Première parution mars 2015





Crédits photo : Johann Heinrich Füssli "Le rêve du berger"


Des grands bouleversements sociaux et des avancées techniques et scientifiques majeures : c'est ce qu'il aura fallu pour que le Romantisme voie vraiment le jour. Un mouvement de la fin XVIIIème qui connaît son apogée au XIXème siècle, en réaction à tous ces changements et révolutions qui sévissent à travers l'Europe pendant cette période. Définir un lieu de naissance précis n'est pas facile, pour beaucoup il débute en Allemagne, pour d'autres en Angleterre. En fait, il semblerait que ce soit un phénomène quasi simultané dans plusieurs villes et aussi dans plusieurs domaines. On retrouve l'idée du Romantisme d'abord dans la littérature et le roman, mais cela va très vite s'étendre à la peinture, la sculpture, la musique et même la danse. Et plus étonnamment encore, en politique.

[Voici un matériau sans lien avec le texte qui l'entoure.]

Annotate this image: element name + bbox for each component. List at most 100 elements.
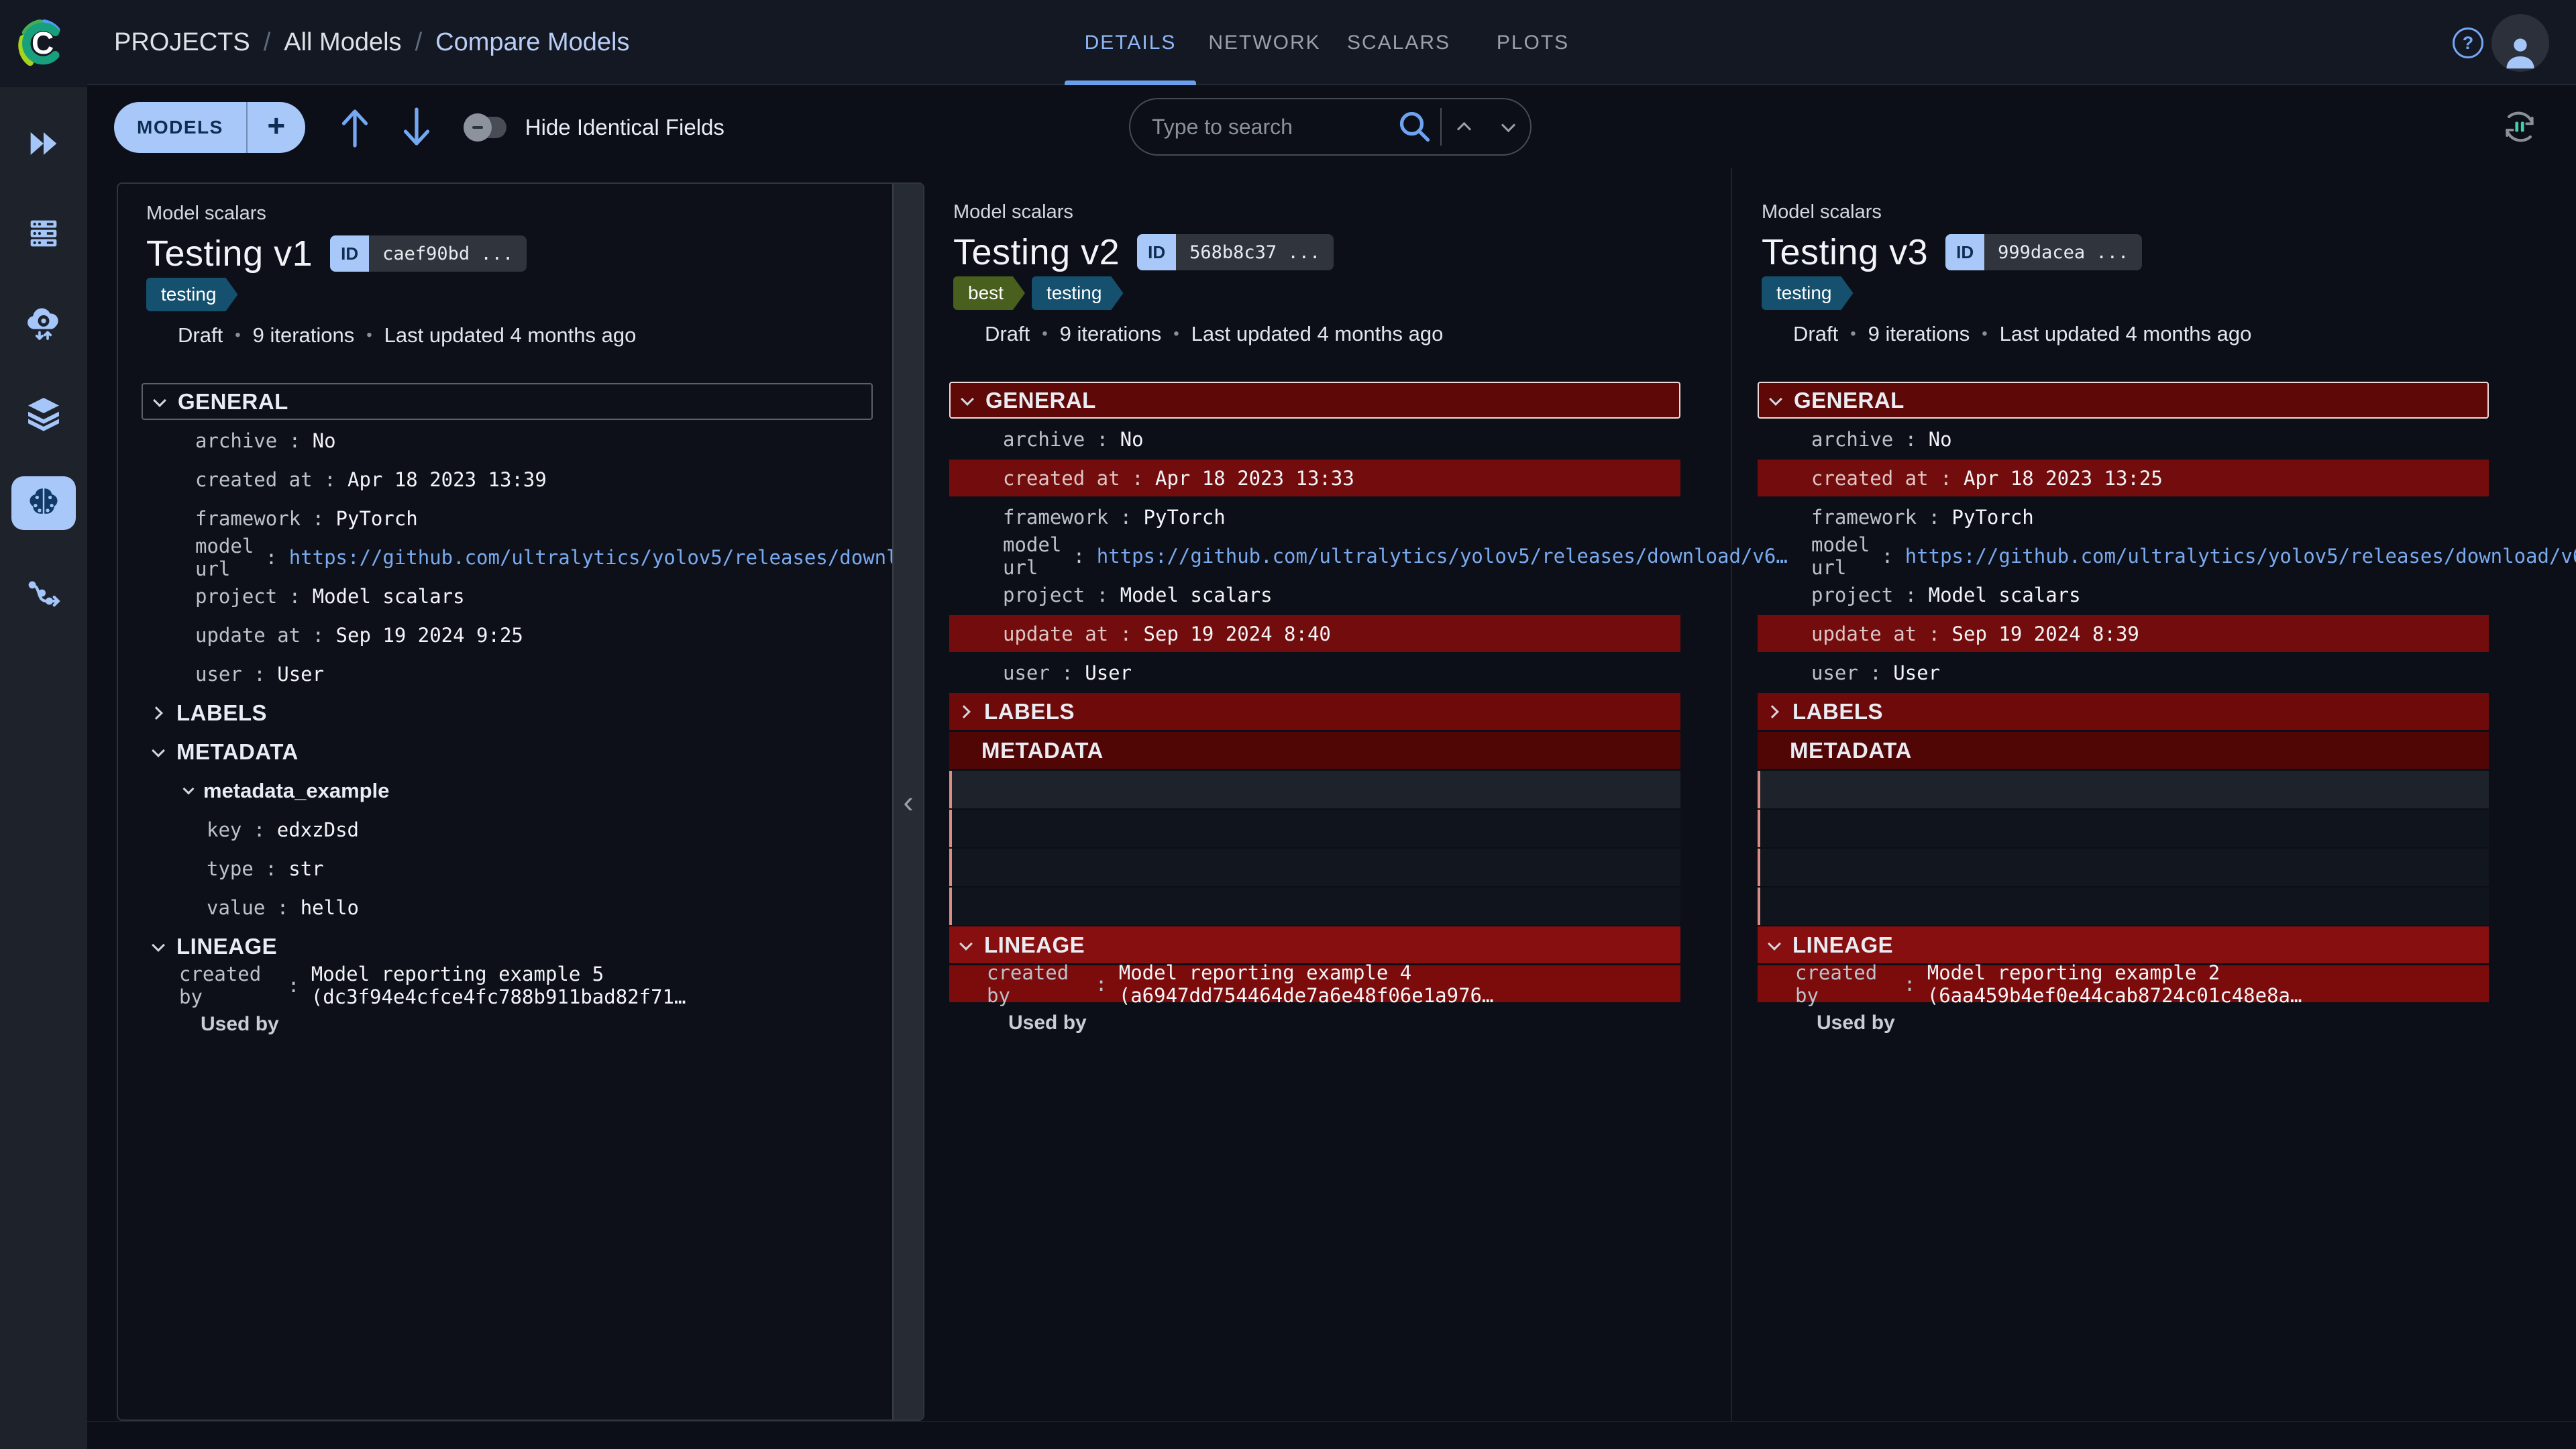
models-button[interactable]: MODELS — [137, 116, 223, 138]
field-label: type — [207, 857, 254, 880]
tab-network[interactable]: NETWORK — [1208, 31, 1321, 54]
projects-icon — [30, 132, 57, 155]
chevron-right-icon — [1766, 703, 1783, 720]
section-title: LABELS — [1792, 698, 1883, 724]
field-value: Apr 18 2023 13:39 — [347, 468, 547, 491]
field-created-at-diff: created at : Apr 18 2023 13:33 — [949, 460, 1680, 496]
field-model-url: model url : https://github.com/ultralyti… — [949, 533, 1788, 579]
status-badge: Draft — [985, 322, 1030, 345]
field-label: created by — [1795, 961, 1878, 1007]
field-colon: : — [1892, 972, 1927, 996]
hide-identical-toggle[interactable] — [463, 113, 506, 142]
sidebar-item-models[interactable] — [11, 476, 76, 530]
prev-diff-button[interactable] — [335, 104, 375, 151]
breadcrumb-all-models[interactable]: All Models — [284, 28, 402, 56]
field-value: PyTorch — [335, 506, 418, 530]
model-url-link[interactable]: https://github.com/ultralytics/yolov5/re… — [288, 545, 892, 569]
search-prev-button[interactable] — [1442, 107, 1486, 147]
used-by-text: Used by — [201, 1012, 279, 1035]
model-meta: Draft • 9 iterations • Last updated 4 mo… — [948, 322, 1680, 346]
dot-separator: • — [1042, 325, 1048, 343]
empty-diff-row — [949, 888, 1680, 925]
chevron-right-icon — [150, 704, 167, 722]
model-meta: Draft • 9 iterations • Last updated 4 mo… — [1756, 322, 2489, 346]
compare-panel: Model scalars Testing v1 ID caef90bd ...… — [87, 168, 2576, 1422]
field-key: key : edxzDsd — [142, 811, 873, 848]
field-value: Model reporting example 2 (6aa459b4ef0e4… — [1927, 961, 2302, 1007]
field-user: user : User — [1758, 654, 2489, 691]
field-label: user — [1811, 661, 1858, 684]
search-icon[interactable] — [1395, 107, 1435, 147]
next-diff-button[interactable] — [396, 104, 437, 151]
tab-details[interactable]: DETAILS — [1063, 0, 1197, 85]
field-value: User — [1893, 661, 1941, 684]
model-id-chip[interactable]: ID caef90bd ... — [330, 235, 527, 272]
field-label: update at — [195, 623, 301, 647]
avatar[interactable] — [2491, 14, 2549, 72]
section-general[interactable]: GENERAL — [1758, 382, 2489, 419]
search-input[interactable] — [1130, 114, 1395, 140]
section-metadata[interactable]: METADATA — [949, 732, 1680, 769]
section-labels[interactable]: LABELS — [1758, 693, 2489, 730]
auto-refresh-button[interactable] — [2500, 107, 2540, 147]
last-updated-text: Last updated 4 months ago — [1191, 322, 1444, 345]
field-created-at-diff: created at : Apr 18 2023 13:25 — [1758, 460, 2489, 496]
section-general[interactable]: GENERAL — [142, 383, 873, 420]
model-id-chip[interactable]: ID 568b8c37 ... — [1137, 234, 1334, 270]
field-label: key — [207, 818, 242, 841]
tab-scalars[interactable]: SCALARS — [1346, 31, 1451, 54]
metadata-group[interactable]: metadata_example — [142, 772, 873, 809]
field-created-by-diff: created by : Model reporting example 4 (… — [949, 961, 1680, 1007]
sidebar-item-workers-queues[interactable] — [11, 207, 76, 260]
chevron-down-icon — [957, 936, 975, 954]
help-icon[interactable]: ? — [2453, 28, 2483, 58]
sidebar-item-datasets[interactable] — [11, 386, 76, 440]
field-label: model url — [1003, 533, 1062, 579]
model-id-chip[interactable]: ID 999dacea ... — [1945, 234, 2143, 270]
field-label: update at — [1003, 622, 1109, 645]
dot-separator: • — [1850, 325, 1856, 343]
clearml-logo[interactable]: C — [0, 0, 87, 87]
section-title: LABELS — [176, 700, 267, 725]
field-colon: : — [1120, 466, 1155, 490]
sidebar-item-applications[interactable] — [11, 297, 76, 350]
model-url-link[interactable]: https://github.com/ultralytics/yolov5/re… — [1096, 544, 1788, 568]
field-value: Apr 18 2023 13:25 — [1964, 466, 2163, 490]
field-label: archive — [195, 429, 278, 452]
sidebar-item-pipelines[interactable] — [11, 566, 76, 620]
empty-diff-row — [1758, 849, 2489, 886]
section-metadata[interactable]: METADATA — [142, 733, 873, 770]
field-colon: : — [1928, 466, 1964, 490]
section-lineage[interactable]: LINEAGE — [1758, 926, 2489, 963]
add-model-button[interactable]: + — [246, 101, 305, 153]
tab-plots[interactable]: PLOTS — [1496, 31, 1570, 54]
section-metadata[interactable]: METADATA — [1758, 732, 2489, 769]
empty-diff-row — [949, 810, 1680, 847]
logo-arcs — [18, 19, 60, 66]
model-url-link[interactable]: https://github.com/ultralytics/yolov5/re… — [1904, 544, 2576, 568]
sidebar-item-projects[interactable] — [11, 117, 76, 170]
field-value: Sep 19 2024 9:25 — [335, 623, 523, 647]
section-lineage[interactable]: LINEAGE — [142, 928, 873, 965]
field-colon: : — [1917, 622, 1952, 645]
section-lineage[interactable]: LINEAGE — [949, 926, 1680, 963]
search-next-button[interactable] — [1486, 107, 1530, 147]
field-update-at-diff: update at : Sep 19 2024 8:39 — [1758, 615, 2489, 652]
collapse-rail[interactable]: ‹ — [892, 184, 923, 1419]
used-by-text: Used by — [1008, 1011, 1087, 1034]
breadcrumb-projects[interactable]: PROJECTS — [114, 28, 250, 56]
section-general[interactable]: GENERAL — [949, 382, 1680, 419]
id-label: ID — [330, 235, 370, 272]
section-labels[interactable]: LABELS — [142, 694, 873, 731]
section-labels[interactable]: LABELS — [949, 693, 1680, 730]
section-title: LABELS — [984, 698, 1075, 724]
field-update-at: update at : Sep 19 2024 9:25 — [142, 616, 873, 653]
field-value: PyTorch — [1951, 505, 2034, 529]
chevron-right-icon — [957, 703, 975, 720]
search-divider — [1440, 108, 1442, 146]
breadcrumb-separator: / — [415, 28, 423, 56]
field-archive: archive : No — [1758, 421, 2489, 458]
field-colon: : — [301, 623, 336, 647]
field-project: project : Model scalars — [1758, 576, 2489, 613]
status-badge: Draft — [178, 323, 223, 347]
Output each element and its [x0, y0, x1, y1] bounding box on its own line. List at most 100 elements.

Le Romantisme se caractérise par les thèmes qu'il aborde, il met en avant une forme d'introspection en se concernant sur les sentiments, souvent excessifs, de son inconscient, il y a aussi une volonté de s'évader dans des voyages, des rêves (ou cauchemars) et de retourner à la nature et au passé.


Ces thématiques sont générales et s'appliquent à tous les domaines du Romantisme, mais ici, on s'attardera uniquement sur la peinture. Et comme la peinture romantique est divisée en plusieurs courants et concepts, je vous parlerai d'un seul d'entre eux, mais pas des moindres !



Crédits photo : William Blake "Le grand dragon rouge"



On va donc surtout s'intéresser au Romantisme Noir, qui est pour moi le concept le plus jusqu’au-boutiste du Romantisme. Bienvenue dans les méandres du pessimisme et de la noirceur.


Pour le coup, le Romantisme Noir rompt totalement avec le classicisme. Il n'y a plus aucune règle et les mesures de bienséance sont oubliées. On explore les plus bas instincts de l'homme et son inconscient. Goya consacrera beaucoup de ses œuvres à la psyché humaine et surtout à sa folie. Pour lui, la "créature" la plus terrifiante était l'homme, qui pouvait commettre les pires choses. Je vous laisse admirer son eau forte (ci après) "Le songe de la raison engendre des monstres" et ses toiles sur le cannibalisme dont les thèmes et les titres sont plutôt parlants.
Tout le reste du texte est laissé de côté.